Co-auteure d’une étude sur les ressources en eau au Maroc, Oumaima Tanouti note que la micro-irrigation explique l’objet de ce coûteux malentendu : « On observe souvent que les agriculteurs introduisent une rangée supplémentaire d’arbres entre les lignes de leurs vergers, irriguent des cultures intercalaires, voire arrachent leurs arbres pour planter de nouvelles variétés avec des densités bien plus élevées. »

Dans le Souss, la densité des plantations de clémentine est passée de 200 à 500, voire 800 arbres par hectare. « Ces ajustements permettent une bien meilleure productivité mais s’accompagnent évidemment d’une plus grande consommation d’eau à l’hectare », explique-t-elle.

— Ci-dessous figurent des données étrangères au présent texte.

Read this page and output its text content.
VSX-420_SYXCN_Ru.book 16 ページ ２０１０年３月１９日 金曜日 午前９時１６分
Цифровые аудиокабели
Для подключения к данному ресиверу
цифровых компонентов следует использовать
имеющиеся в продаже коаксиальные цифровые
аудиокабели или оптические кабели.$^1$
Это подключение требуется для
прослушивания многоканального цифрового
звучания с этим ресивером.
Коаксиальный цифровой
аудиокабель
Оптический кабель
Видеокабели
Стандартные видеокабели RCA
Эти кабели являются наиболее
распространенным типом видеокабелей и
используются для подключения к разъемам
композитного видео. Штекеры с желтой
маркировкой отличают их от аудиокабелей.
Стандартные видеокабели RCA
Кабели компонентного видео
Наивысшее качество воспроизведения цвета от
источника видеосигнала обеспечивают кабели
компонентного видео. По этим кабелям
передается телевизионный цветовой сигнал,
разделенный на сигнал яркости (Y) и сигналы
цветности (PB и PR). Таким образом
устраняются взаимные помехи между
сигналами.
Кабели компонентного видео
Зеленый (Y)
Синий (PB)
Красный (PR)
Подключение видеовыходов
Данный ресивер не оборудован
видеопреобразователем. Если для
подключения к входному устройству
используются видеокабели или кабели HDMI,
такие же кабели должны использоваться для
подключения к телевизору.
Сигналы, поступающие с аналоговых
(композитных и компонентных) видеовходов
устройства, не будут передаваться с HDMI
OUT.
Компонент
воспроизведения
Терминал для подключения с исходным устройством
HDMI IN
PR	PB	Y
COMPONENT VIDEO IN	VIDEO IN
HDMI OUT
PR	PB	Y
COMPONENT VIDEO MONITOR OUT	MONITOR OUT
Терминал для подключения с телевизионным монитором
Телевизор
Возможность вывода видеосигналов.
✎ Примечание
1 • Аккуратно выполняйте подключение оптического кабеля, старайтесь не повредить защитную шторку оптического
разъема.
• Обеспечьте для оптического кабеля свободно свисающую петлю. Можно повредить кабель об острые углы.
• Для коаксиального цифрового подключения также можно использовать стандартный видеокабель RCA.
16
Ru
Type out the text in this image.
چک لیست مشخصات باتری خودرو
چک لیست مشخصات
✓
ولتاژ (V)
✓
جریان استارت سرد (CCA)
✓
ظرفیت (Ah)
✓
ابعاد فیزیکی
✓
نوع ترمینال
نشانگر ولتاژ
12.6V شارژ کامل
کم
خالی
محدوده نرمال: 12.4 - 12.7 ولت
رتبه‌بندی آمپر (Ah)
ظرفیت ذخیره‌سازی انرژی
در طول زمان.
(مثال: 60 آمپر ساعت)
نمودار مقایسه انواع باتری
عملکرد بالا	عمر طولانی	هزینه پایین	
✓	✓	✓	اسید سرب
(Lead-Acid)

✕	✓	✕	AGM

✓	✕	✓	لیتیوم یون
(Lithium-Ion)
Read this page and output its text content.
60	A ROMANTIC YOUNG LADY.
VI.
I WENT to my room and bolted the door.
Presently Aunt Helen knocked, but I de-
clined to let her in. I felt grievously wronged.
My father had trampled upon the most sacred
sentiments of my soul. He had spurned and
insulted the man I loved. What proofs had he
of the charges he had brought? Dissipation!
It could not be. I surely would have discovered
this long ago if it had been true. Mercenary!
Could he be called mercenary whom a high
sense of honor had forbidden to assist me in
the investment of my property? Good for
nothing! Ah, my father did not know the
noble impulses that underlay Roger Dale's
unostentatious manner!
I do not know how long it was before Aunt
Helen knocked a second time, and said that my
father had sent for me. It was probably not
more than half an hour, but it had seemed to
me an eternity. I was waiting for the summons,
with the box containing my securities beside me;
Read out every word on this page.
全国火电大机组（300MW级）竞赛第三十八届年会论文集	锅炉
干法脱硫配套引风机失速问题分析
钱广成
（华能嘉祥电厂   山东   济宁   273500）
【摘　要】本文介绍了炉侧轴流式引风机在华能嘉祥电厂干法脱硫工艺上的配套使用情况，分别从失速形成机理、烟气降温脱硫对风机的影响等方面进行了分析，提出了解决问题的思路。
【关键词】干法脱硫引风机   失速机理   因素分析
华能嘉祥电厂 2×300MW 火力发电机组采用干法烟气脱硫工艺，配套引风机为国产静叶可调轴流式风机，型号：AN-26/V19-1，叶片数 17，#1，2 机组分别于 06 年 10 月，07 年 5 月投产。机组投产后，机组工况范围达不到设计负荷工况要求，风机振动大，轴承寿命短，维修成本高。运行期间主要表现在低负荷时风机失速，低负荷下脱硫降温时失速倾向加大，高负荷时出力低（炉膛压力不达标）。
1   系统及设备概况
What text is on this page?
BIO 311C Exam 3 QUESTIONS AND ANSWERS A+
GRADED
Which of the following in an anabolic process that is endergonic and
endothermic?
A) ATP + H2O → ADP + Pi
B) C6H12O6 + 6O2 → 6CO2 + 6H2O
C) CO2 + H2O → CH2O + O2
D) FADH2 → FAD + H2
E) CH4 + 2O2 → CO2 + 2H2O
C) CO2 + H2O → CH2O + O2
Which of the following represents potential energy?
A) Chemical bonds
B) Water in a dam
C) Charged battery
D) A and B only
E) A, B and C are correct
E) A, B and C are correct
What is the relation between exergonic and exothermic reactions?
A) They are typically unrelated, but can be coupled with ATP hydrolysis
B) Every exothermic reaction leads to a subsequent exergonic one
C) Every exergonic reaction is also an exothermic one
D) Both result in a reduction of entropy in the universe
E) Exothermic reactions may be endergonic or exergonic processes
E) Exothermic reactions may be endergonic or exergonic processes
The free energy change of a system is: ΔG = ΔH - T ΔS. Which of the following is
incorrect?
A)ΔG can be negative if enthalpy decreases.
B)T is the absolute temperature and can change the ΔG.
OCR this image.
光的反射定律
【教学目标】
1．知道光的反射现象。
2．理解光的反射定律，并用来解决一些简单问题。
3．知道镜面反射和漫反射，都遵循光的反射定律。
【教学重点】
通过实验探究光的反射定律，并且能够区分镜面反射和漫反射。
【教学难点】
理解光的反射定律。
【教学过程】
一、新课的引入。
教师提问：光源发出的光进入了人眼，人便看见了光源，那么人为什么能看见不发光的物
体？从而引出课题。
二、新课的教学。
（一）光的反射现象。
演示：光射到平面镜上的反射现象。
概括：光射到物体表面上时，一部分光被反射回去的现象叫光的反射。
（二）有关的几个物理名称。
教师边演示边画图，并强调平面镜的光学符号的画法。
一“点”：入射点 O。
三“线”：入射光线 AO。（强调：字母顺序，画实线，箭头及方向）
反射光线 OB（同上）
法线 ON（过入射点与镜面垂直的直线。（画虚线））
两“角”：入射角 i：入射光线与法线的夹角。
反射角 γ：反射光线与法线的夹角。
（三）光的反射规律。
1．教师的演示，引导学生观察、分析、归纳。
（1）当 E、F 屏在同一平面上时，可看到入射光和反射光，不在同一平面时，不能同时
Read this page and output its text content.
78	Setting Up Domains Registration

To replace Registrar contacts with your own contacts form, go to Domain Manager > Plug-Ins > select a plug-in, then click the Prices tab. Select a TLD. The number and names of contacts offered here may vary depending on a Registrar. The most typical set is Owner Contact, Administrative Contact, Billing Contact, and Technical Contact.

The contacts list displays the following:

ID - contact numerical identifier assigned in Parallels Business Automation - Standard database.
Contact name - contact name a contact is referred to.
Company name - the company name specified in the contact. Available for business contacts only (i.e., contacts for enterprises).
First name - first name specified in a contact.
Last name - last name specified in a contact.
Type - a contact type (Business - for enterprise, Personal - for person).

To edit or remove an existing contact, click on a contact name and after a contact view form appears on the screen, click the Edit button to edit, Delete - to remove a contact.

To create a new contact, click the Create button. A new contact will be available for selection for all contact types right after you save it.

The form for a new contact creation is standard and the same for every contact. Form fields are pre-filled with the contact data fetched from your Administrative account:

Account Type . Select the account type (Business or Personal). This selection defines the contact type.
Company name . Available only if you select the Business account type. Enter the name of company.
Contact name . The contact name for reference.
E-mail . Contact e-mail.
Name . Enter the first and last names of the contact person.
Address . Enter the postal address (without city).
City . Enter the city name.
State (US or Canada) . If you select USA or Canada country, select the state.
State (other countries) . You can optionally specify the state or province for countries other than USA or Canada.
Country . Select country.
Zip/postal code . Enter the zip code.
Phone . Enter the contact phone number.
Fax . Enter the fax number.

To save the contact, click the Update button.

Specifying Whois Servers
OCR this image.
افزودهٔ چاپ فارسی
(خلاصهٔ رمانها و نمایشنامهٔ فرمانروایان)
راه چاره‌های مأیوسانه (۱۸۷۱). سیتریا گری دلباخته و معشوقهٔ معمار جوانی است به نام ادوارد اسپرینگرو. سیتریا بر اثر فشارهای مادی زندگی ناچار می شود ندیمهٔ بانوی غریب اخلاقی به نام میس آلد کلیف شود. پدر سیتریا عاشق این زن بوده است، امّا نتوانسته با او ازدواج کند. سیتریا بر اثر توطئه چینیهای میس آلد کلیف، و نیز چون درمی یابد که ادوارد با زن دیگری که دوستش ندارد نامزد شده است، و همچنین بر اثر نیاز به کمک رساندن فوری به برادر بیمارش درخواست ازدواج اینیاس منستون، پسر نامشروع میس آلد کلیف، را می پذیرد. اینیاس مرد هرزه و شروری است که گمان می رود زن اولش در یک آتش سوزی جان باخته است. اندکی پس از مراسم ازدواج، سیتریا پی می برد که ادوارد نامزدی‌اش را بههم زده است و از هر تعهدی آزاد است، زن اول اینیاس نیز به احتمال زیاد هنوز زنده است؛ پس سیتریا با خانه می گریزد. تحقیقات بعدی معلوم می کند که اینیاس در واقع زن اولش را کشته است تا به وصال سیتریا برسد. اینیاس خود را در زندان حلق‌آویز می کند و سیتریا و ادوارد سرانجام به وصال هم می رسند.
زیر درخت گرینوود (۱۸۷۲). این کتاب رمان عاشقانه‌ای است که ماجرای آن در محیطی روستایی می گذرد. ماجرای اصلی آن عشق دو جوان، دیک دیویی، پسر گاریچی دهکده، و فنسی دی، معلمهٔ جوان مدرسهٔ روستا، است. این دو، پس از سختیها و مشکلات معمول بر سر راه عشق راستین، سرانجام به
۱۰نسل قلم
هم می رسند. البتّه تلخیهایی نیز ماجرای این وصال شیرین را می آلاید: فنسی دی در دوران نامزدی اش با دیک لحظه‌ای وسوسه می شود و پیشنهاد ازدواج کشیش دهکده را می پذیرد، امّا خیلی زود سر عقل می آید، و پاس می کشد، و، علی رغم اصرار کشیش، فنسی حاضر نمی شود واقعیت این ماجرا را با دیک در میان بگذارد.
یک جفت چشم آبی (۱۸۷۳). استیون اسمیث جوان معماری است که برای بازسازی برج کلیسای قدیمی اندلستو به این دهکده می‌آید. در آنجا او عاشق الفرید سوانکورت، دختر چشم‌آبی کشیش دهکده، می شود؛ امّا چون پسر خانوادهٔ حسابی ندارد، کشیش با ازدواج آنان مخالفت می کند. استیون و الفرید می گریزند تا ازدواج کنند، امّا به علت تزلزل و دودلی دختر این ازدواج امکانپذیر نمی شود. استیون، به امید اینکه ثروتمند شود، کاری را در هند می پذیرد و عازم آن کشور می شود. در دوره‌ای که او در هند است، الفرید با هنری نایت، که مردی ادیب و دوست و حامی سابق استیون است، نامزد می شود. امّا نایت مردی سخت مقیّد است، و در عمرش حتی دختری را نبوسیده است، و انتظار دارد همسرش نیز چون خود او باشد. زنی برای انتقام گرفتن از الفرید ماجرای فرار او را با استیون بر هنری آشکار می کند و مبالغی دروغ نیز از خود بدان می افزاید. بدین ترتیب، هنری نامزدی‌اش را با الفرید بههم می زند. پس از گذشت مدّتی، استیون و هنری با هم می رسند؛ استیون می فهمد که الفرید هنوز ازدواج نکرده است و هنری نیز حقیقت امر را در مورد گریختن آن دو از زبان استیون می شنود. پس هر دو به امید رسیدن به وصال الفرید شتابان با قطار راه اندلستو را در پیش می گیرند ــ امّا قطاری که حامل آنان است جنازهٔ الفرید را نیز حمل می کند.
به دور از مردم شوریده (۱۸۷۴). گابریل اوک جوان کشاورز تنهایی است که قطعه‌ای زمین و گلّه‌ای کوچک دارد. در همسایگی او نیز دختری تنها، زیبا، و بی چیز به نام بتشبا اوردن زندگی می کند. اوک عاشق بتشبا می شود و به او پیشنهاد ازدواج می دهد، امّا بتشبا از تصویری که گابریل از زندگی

Résultat : malgré la micro-irrigation, la part de l’eau utilisée en agriculture est restée à 87 %.

Si les grandes villes sont partiellement épargnées par les coupures d’eau, ce n’est pas le cas à l’intérieur du pays où les manifestations se multiplient comme à Zagora où ses 34.000 habitants souffrent de ces coupures d’eau.

L’irrigation érigée en véritable doxa

Fin septembre à Casablanca, Nizar Baraka, ministre de l’Equipement et de l’Eau, a quant à lui indiqué que la révision des subventions faisait partie « des ajustements opérés dans la stratégie Génération Green (2020-2030), relatifs à la contrainte du manque d’eau ».

Mohamed Sraïri insiste sur les orientations de ces dernières années : « L’extension de la surface irriguée et l’intensification de l’irrigation ont ainsi été érigées en véritable doxa », avant de conclure que « cela inhibe toute réflexion vers d’autres logiques de développement ».

Pour de nombreux observateurs, au Maghreb, l’alternative passe par la « promotion de l’agroécologie et de l’agriculture familiale ».